Validating select - interdating ru
One place where you can do that is the Easy Peasy site, where the list is available free of charge.
That won't tell you if the code actually exists, but it will flag up any codes that are not in the correct format. It usually consists of one or two letters, followed by one or two digits.Compared to the outward code, the inward code - the part after the space - is quite simple.It always consists of exactly one digit followed by exactly two letters.The digit indicates the sector; the letters show the unit.The unit within the sector represents a very small area, typically containing just 12 - 15 addresses.
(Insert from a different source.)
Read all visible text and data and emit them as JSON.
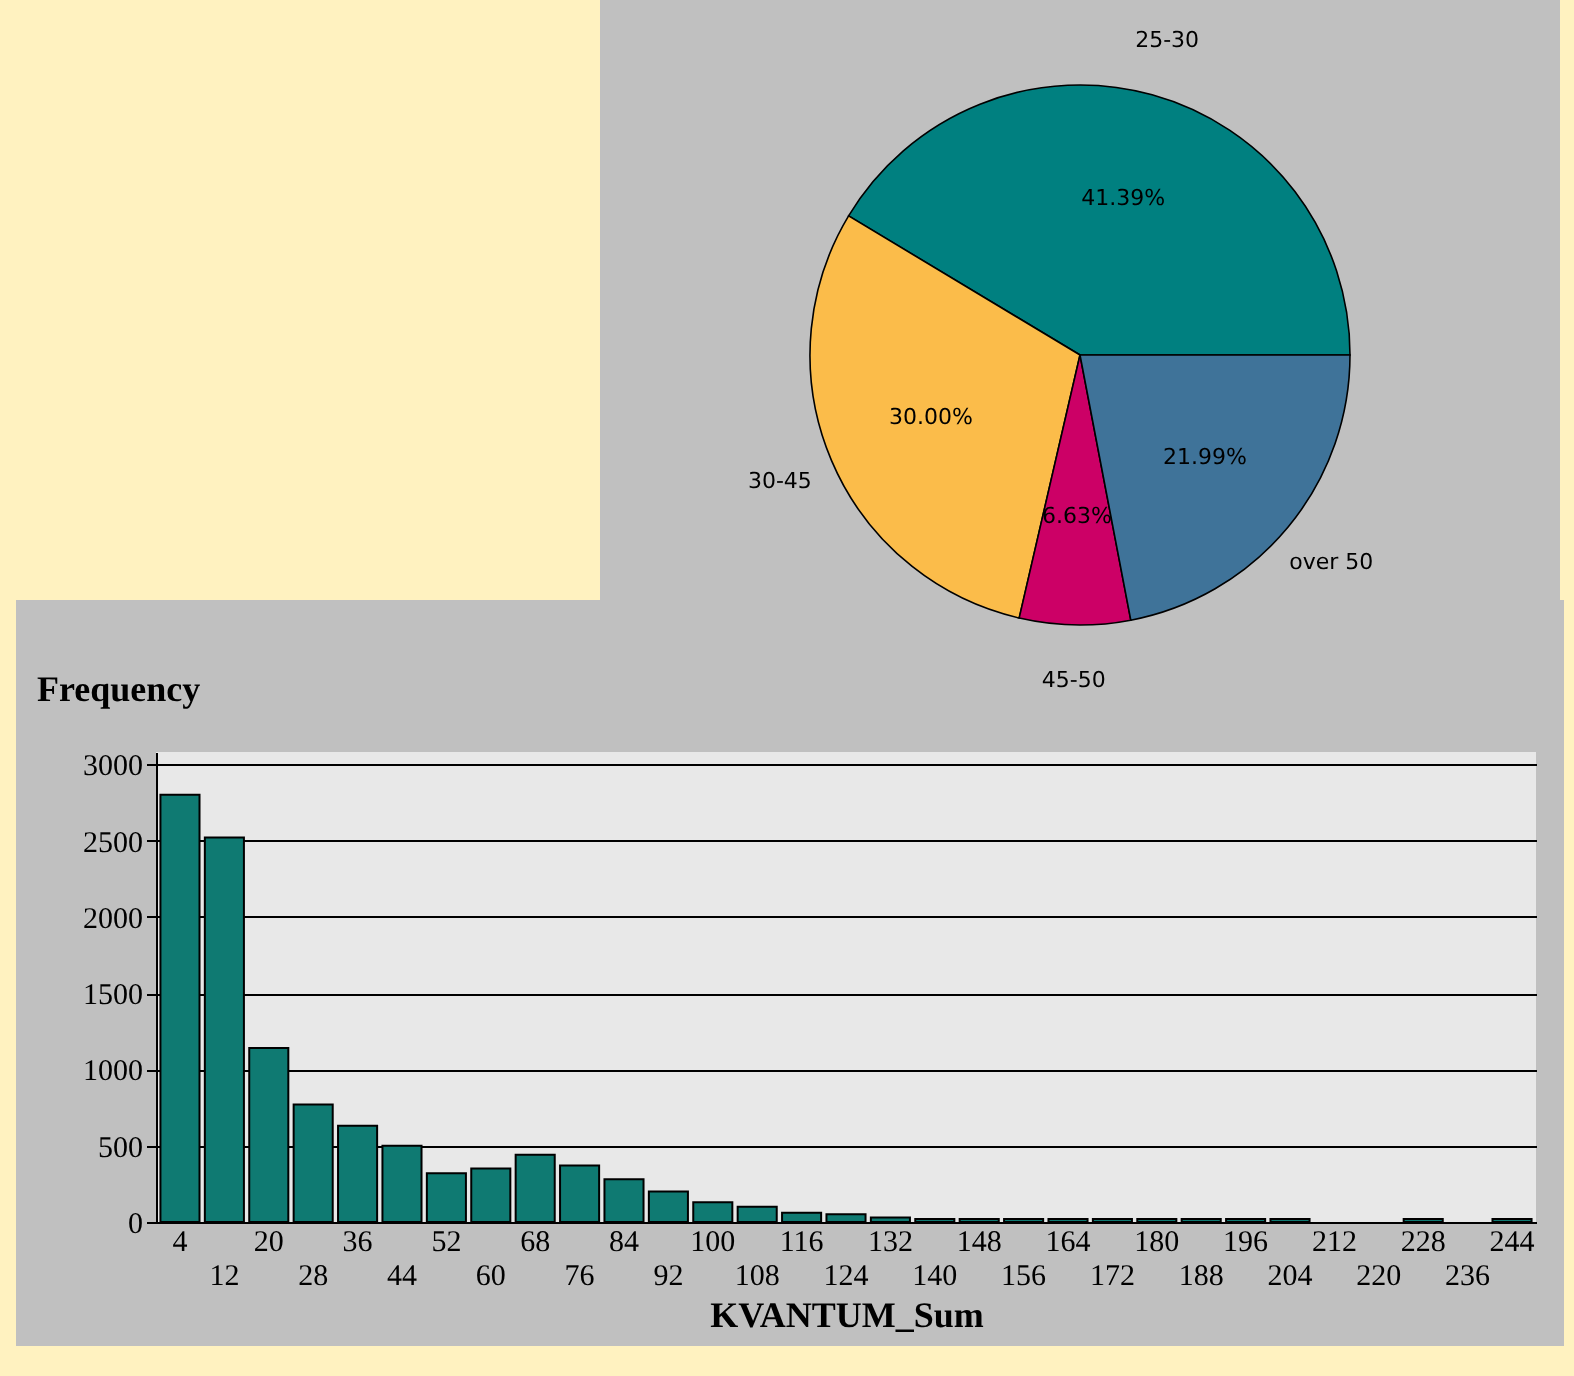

But it's really not that bad when you consider that there are only six possible patterns for a valid postcode (see Table 1).Given a postcode column within a SQL Server database, here's a T-SQL query that will check the validity of the codes, based on the syntax rules discussed above.
The query returns all invalid postcodes from the relevant table.
In the case of London, some of the densely-populated central districts are further divided by means of an extra letter at the end of the outward code.
For example, within the SW1 district, SW1A covers Whitehall and the Mall, while SW1E is Victoria Station and nearby streets.
It returns the starting position of the pattern within the string, or zero if the pattern is not found.
In this case, we call PATINDEX() six times per row, once for each of the possible postcode patterns.
There are also a few special-purpose codes that don't follow these rules.